I use the food processor bowl from my Ninja Blender system, which has a very high powered motor. I put everything in the bowl, process for 90 seconds, scrape down the sides, add the chocolate chips, and process for a minute more. (The chocolate chips stay mostly intact but end up larger than had I used mini chips.) After the second process you should not be able to see pieces of the dates. You can also use a blender, but you may need to blend the mixture a little longer. I get 12 nicely domed muffins from each batch. 

There is no added sugar, other than what is in the chocolate chips, so make sure your bananas are VERY ripe. As my mom would say, loaded with sugar spots. Don't worry, the dates provide the sugar!

Older's Thoughts: 

This recipe is fast and easy to make. They are tasty and I like to have them with butter. This is a kid friendly recipe; just dump in the ingredients, blend, then spoon into the muffin tins and bake. I like this recipe a lot! You could also put in berries and other kinds of chocolate chips


5 Ingredient Banana Oat Muffins

2 cups rolled oats
3 medium bananas, very ripe
2 eggs
¾ cup pitted whole dates
1 teaspoon baking soda
⅛ teaspoon salt
⅛ teaspoon cinnamon
½ cup chocolate chips

Preheat oven to 350º

Mix all ingredients in a food processor until smooth.

Spoon batter into a greased muffin tin.

Bake for 15-20 minutes. Let rest in pan 5 minutes before removing from pan to a cooling rack to cool completely. Serve with a smear of butter or peanut butter.

Sunday, January 15, 2017

Fluffy Buttermilk Pancakes

Breakfast on weekends means pancakes or french toast. I try to do one or the other about once a month. This recipe makes a large batch, enough for two boys who will easily eat 6 or 8 (each!) and the two of us, plus a freezer bag full. It makes an easy breakfast for the boys during the school week and they taste so much better than store-bought frozen pancakes. You could halve the recipe if you don't want leftovers.

These Fluffy Buttermilk Pancakes are by far our favorite. More often than not, I add chocolate chips, but we will on occasion, add blueberries. The nice thing about this recipe is it uses the whole quart of buttermilk. If it all possible, use real buttermilk, not soured milk or buttermilk powder. 

I have three tricks for pancakes. One: Let the batter rest 5-10 minutes before dropping on a hot skillet. I think this helps with the fluffiness. 
Two: Use a cast iron skillet, because it maintains an even heat. I heat my pan to medium before dropping the batter. Three: Wait to drop the pancake batter until the butter has stopped bubbling.
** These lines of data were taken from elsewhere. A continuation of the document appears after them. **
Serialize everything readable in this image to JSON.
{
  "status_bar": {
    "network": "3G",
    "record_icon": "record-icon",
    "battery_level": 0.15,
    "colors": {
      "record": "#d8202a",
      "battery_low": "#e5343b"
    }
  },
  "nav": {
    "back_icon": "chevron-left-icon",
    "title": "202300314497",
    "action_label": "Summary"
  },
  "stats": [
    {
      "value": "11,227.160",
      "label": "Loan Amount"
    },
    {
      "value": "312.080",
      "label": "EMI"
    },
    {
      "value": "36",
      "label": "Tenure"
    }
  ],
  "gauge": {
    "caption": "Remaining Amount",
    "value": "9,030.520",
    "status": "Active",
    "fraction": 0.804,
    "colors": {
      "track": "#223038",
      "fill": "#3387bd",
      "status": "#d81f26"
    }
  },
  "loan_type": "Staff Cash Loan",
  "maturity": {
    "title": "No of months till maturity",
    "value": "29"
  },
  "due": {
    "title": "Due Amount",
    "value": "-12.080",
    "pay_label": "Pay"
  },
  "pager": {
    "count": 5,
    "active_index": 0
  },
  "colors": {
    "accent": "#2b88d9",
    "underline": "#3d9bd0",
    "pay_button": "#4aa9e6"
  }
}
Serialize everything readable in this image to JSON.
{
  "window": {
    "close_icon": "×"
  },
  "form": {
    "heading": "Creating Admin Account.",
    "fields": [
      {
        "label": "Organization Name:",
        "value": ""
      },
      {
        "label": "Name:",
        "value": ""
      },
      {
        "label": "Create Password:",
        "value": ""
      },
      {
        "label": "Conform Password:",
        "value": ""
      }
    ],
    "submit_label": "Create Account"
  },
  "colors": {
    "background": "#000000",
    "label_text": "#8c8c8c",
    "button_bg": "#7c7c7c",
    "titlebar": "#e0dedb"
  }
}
Fluffy Buttermilk Pancakes

4 cups flour
4 teaspoons baking soda
1 teaspoon salt
4 Tablespoons sugar
4 eggs
4 cups buttermilk
6 tablespoons vegetable oil
1 teaspoon vanilla
1 cup chocolate chips (use standard size, not mini) or blueberries

Combine the flour, baking soda, salt and sugar in a large bowl.

Combine the eggs, buttermilk, oil and vanilla. Pour the liquid ingredients over the dry. Stir but do not beat. Lumps are okay.

Melt butter in a cast iron skillet over medium. Wait to drop pancake batter until butter has stopped bubbling. 

Cook pancakes until bubbles that form on top, burst. Flip then cook the other side until golden brown.